China Sebut Tuduhan Pelanggaran HAM Muslim Uighur Kebohongan Abad Ini

Selasa, 29 Desember 2020 - 23:32 WIB
loading...
China Sebut Tuduhan Pelanggaran HAM Muslim Uighur Kebohongan Abad Ini
China kerap membantah kamp penahanan Muslim Uighur sebagai kamp pendidikan ulang dan deradikalisasi. Foto/The New York Times
A A A
BEIJING - Kementerian Luar Negeri (Kemlu) China menyebut tuduhan pelanggaran hak asasi manusia (HAM) di Xinjiang sebagai kebohongan abad ini. Pernyataan itu dikeluarkan setelah Kedutaan Amerika Serikat (AS) di Beijing me-retweet laporan Departemen Luar Negeri (Deplu) AS tentang penganiayaan sistemik terhadap minoritas Muslim Uighur.

Pada konferensi pers reguler, juru bicara kementerian Zhao Lijiang menyebut laporan pemerintah AS palsu, meskipun secara luas laporan publik bertentang dengan klaim China.

Kelompok hak asasi manusia dan laporan media yang dikutip oleh Deplu AS mengatakan lebih dari satu juta orang Uighur — Muslim Turki yang tinggal di wilayah Xinjiang barat laut China — telah ditahan di kamp pendidikan ulang, di mana mereka dipaksa untuk mempelajari budaya Han China dan diajari doktrin Partai Komunis.



Laporan terbaru juga mendokumentasikan kebijakan "kerja paksa" di daerah otonom.

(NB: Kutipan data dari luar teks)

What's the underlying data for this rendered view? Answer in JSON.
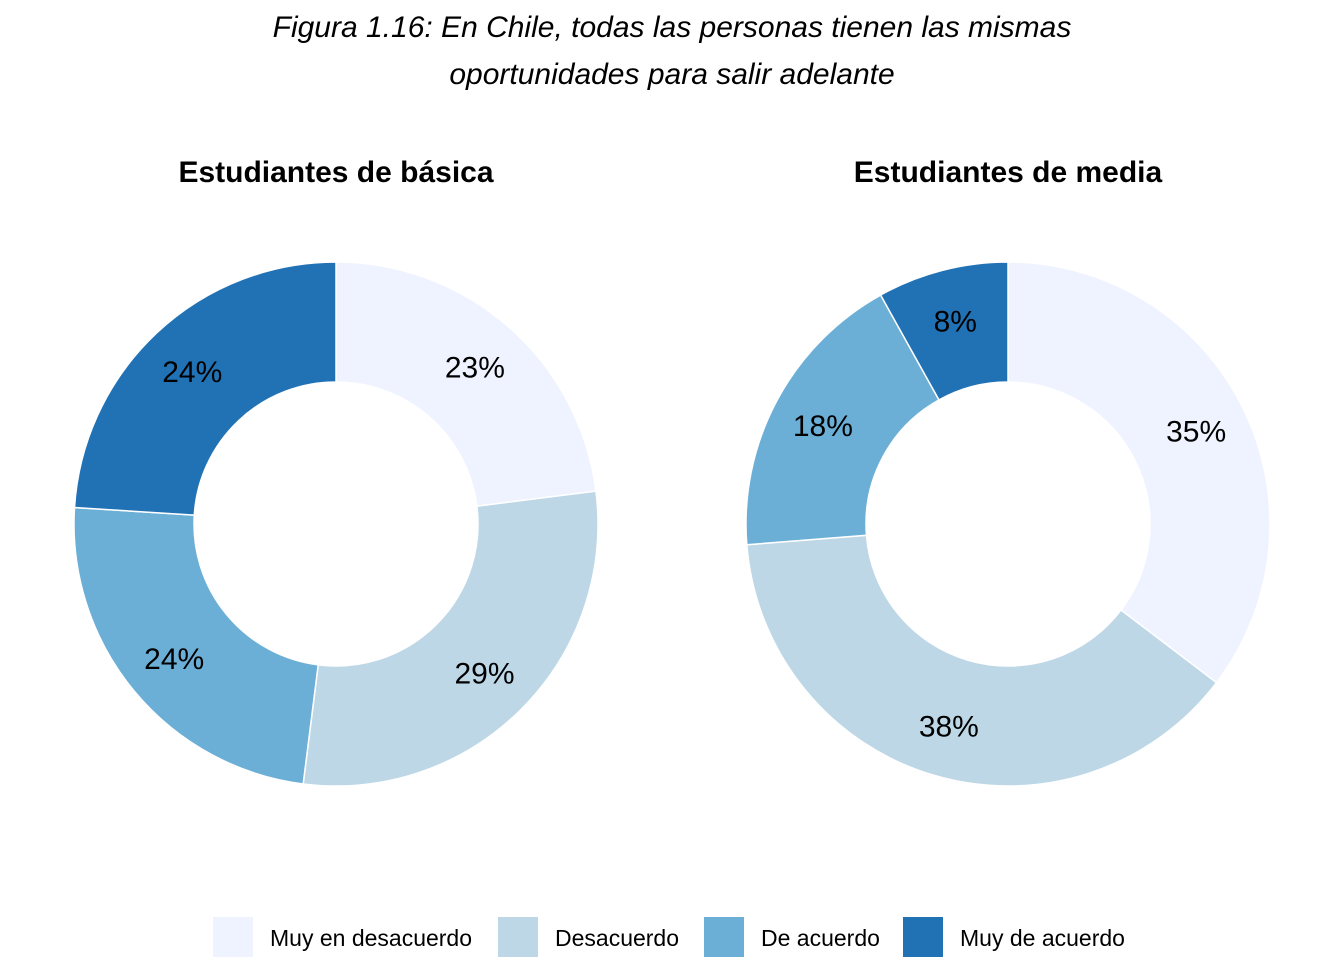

Ratusan ribu tahanan diyakini bekerja di pabrik atau memetik kapas di luar keinginan mereka untuk industri yang berkembang pesat yang mengekspor ke sejumlah negara termasuk AS.(Baca juga: Lebih dari 500 Ribu Muslim Uighur Kerja Paksa Jadi Pemetik Kapas )

Huawei juga dilaporkan terlibat dalam jurnal terbaru tentang pelanggaran hak asasi manusia. Raksasa telekomunikasi China itu dikatakan telah memasok teknologi pengenalan wajah yang memungkinkan pengawasan luas terhadap Uighur.(Baca juga: Terungkap, Alibaba Gunakan Software Pengenal Wajah Uighur )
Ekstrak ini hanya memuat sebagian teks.